Ein weiteres Buch der Autorin:
"Elephantinas Moskauer Jahre"
Von Sehnsucht nach dem freien
Künstlerdasein gepackt, folgt die junge Elephantina ihrem Idol in die Katakomben
Moskaus. Der rotgesichtige Dichterguru Pomidor, ein Mann in den besten Jahren,
prominenter Kopf der Avantgarde, hat sie die "neue Achmatowa" genannt. Vergessen
das provinzielle Kiew, die öde Kunstschule. Durch Bahnhöfe, Theatergarderoben
und Museen von einer Schlafstatt zur nächsten irrend, findet die nonnenhaft
gekleidete Nomadin eine Wohnung, die sie schon bald in eine Künstlerkolonie
verwandelt.
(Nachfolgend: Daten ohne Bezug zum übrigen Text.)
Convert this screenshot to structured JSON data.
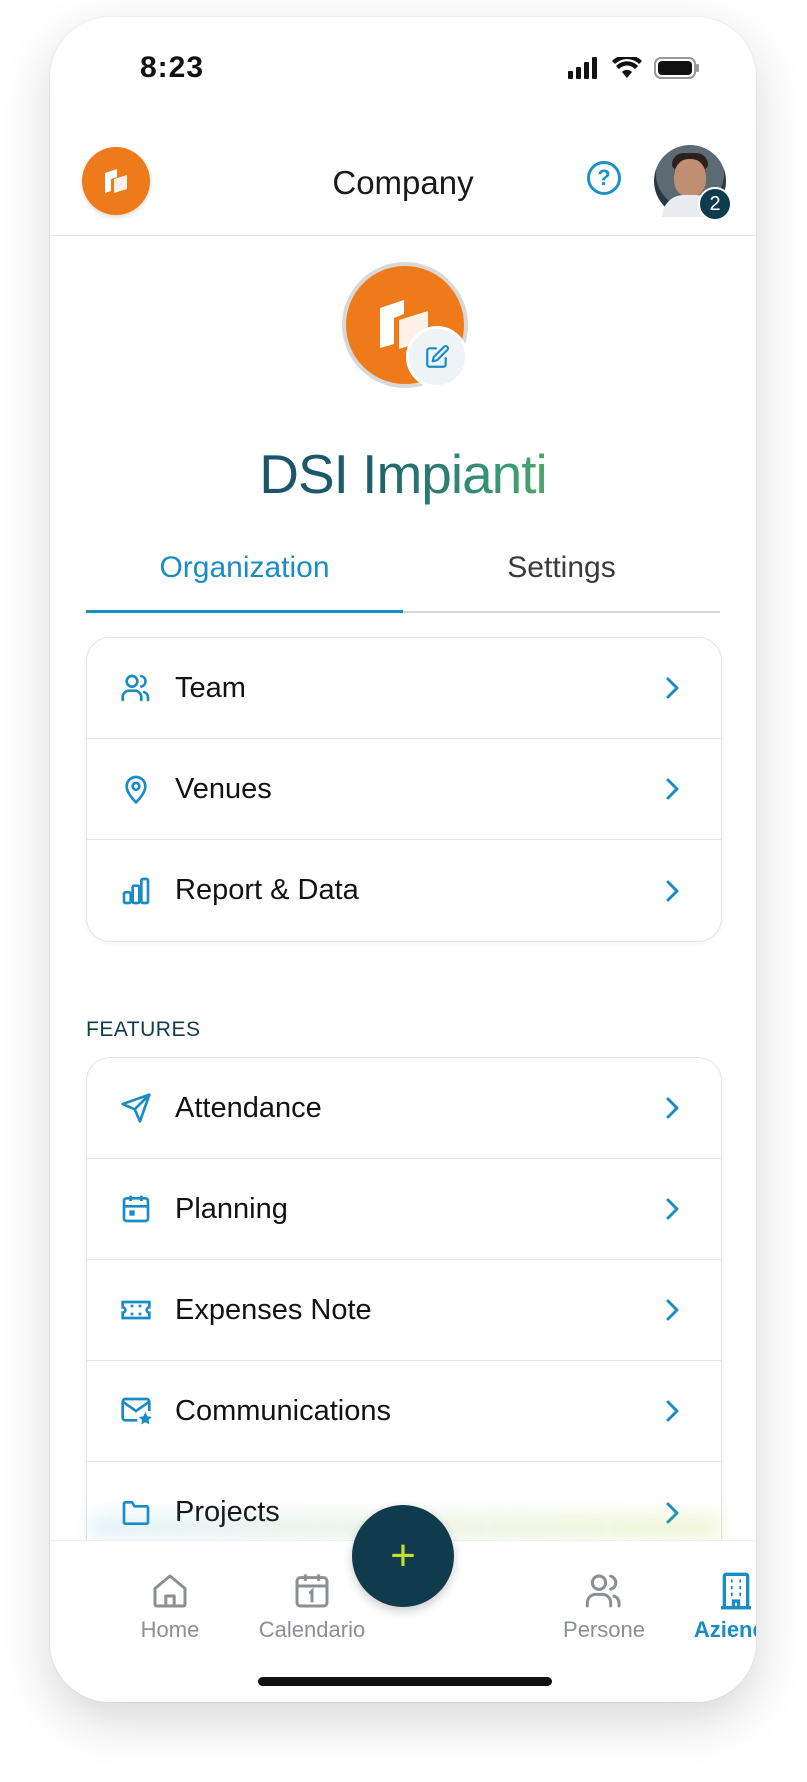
{
  "status_bar": {
    "time": "8:23"
  },
  "header": {
    "title": "Company",
    "help_glyph": "?",
    "notification_count": "2"
  },
  "company": {
    "name": "DSI Impianti"
  },
  "tabs": [
    {
      "label": "Organization",
      "active": true
    },
    {
      "label": "Settings",
      "active": false
    }
  ],
  "organization_items": [
    {
      "label": "Team",
      "icon": "users-icon"
    },
    {
      "label": "Venues",
      "icon": "map-pin-icon"
    },
    {
      "label": "Report & Data",
      "icon": "bar-chart-icon"
    }
  ],
  "features": {
    "section_label": "FEATURES",
    "items": [
      {
        "label": "Attendance",
        "icon": "send-icon"
      },
      {
        "label": "Planning",
        "icon": "calendar-icon"
      },
      {
        "label": "Expenses Note",
        "icon": "ticket-icon"
      },
      {
        "label": "Communications",
        "icon": "mail-star-icon"
      },
      {
        "label": "Projects",
        "icon": "folder-icon"
      }
    ]
  },
  "tabbar": {
    "items": [
      {
        "label": "Home",
        "icon": "home-icon",
        "active": false
      },
      {
        "label": "Calendario",
        "icon": "calendar-icon",
        "active": false
      },
      {
        "label": "Persone",
        "icon": "users-icon",
        "active": false
      },
      {
        "label": "Azienda",
        "icon": "building-icon",
        "active": true
      }
    ],
    "fab_glyph": "+"
  },
  "colors": {
    "brand_orange": "#ef7a1a",
    "accent_blue": "#1a8cc4",
    "dark_teal": "#0f3b4d",
    "lime": "#c6dc2e"
  }
}
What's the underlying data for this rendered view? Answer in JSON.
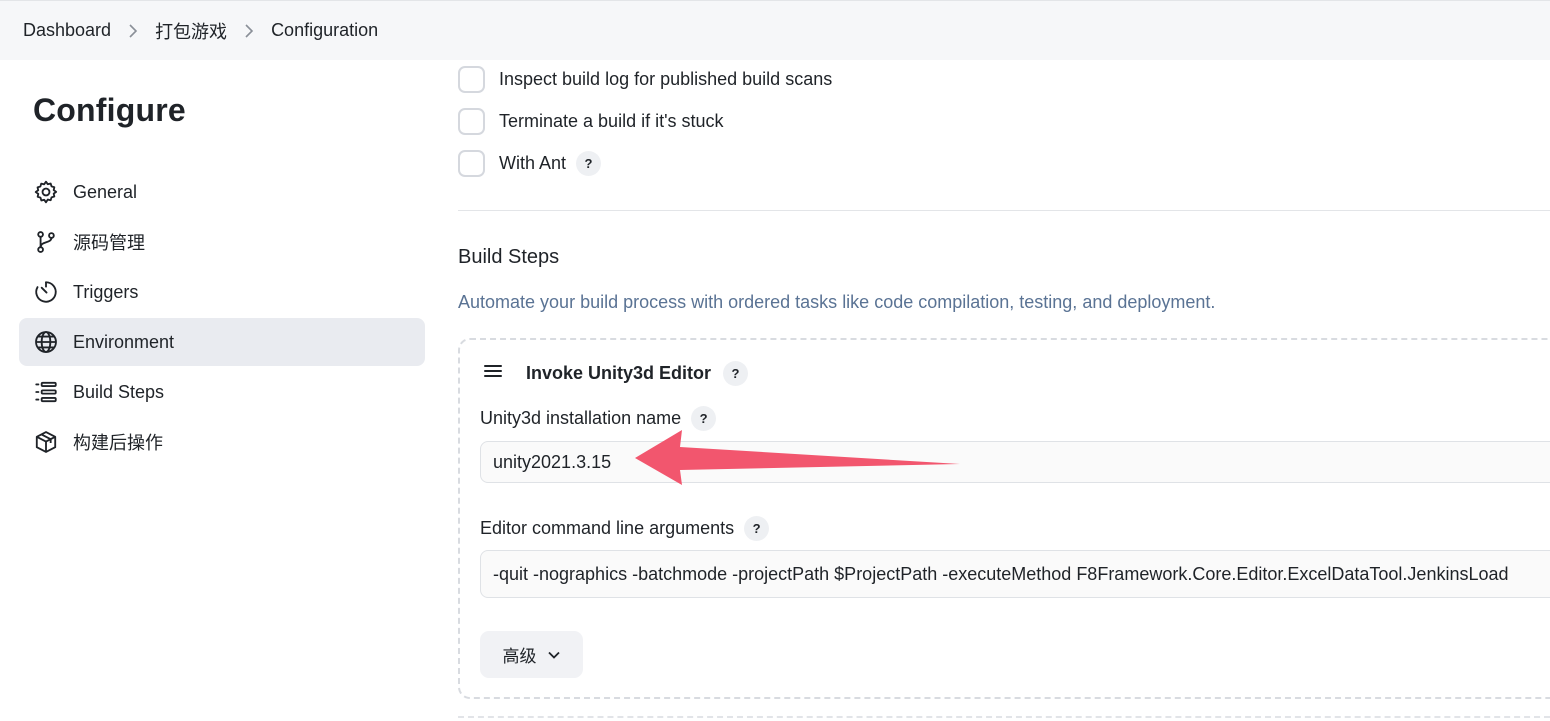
{
  "breadcrumb": {
    "items": [
      "Dashboard",
      "打包游戏",
      "Configuration"
    ]
  },
  "sidebar": {
    "title": "Configure",
    "items": [
      {
        "label": "General",
        "icon": "gear-icon"
      },
      {
        "label": "源码管理",
        "icon": "branch-icon"
      },
      {
        "label": "Triggers",
        "icon": "timer-icon"
      },
      {
        "label": "Environment",
        "icon": "globe-icon",
        "active": true
      },
      {
        "label": "Build Steps",
        "icon": "list-icon"
      },
      {
        "label": "构建后操作",
        "icon": "package-icon"
      }
    ]
  },
  "options": {
    "inspect_log": "Inspect build log for published build scans",
    "terminate_stuck": "Terminate a build if it's stuck",
    "with_ant": "With Ant"
  },
  "build_steps": {
    "title": "Build Steps",
    "description": "Automate your build process with ordered tasks like code compilation, testing, and deployment.",
    "step": {
      "title": "Invoke Unity3d Editor",
      "install_label": "Unity3d installation name",
      "install_value": "unity2021.3.15",
      "args_label": "Editor command line arguments",
      "args_value": "-quit -nographics -batchmode -projectPath $ProjectPath -executeMethod F8Framework.Core.Editor.ExcelDataTool.JenkinsLoad",
      "advanced_label": "高级"
    }
  },
  "help_glyph": "?",
  "colors": {
    "accent_desc": "#5a7394",
    "active_nav": "#e9ebf0",
    "annotation_arrow": "#f2566e"
  }
}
Dichterabende in überfüllten Studentenklubs mit Spitzeln in den
hinteren Reihen, verbotene Kunstaktionen in Moskau und Umgebung, die Begegnung
mit Allen Ginsberg, eine Vorladung beim KGB - doch all das ist nur die Kulisse,
vor der Elephantina sich nach Pomidor verzehrt.
Eine éducation sentimentale in kräftigen Farben, episodenreich und voller
Temperament und Gelächter. (Suhrkamp) zur Rezension ...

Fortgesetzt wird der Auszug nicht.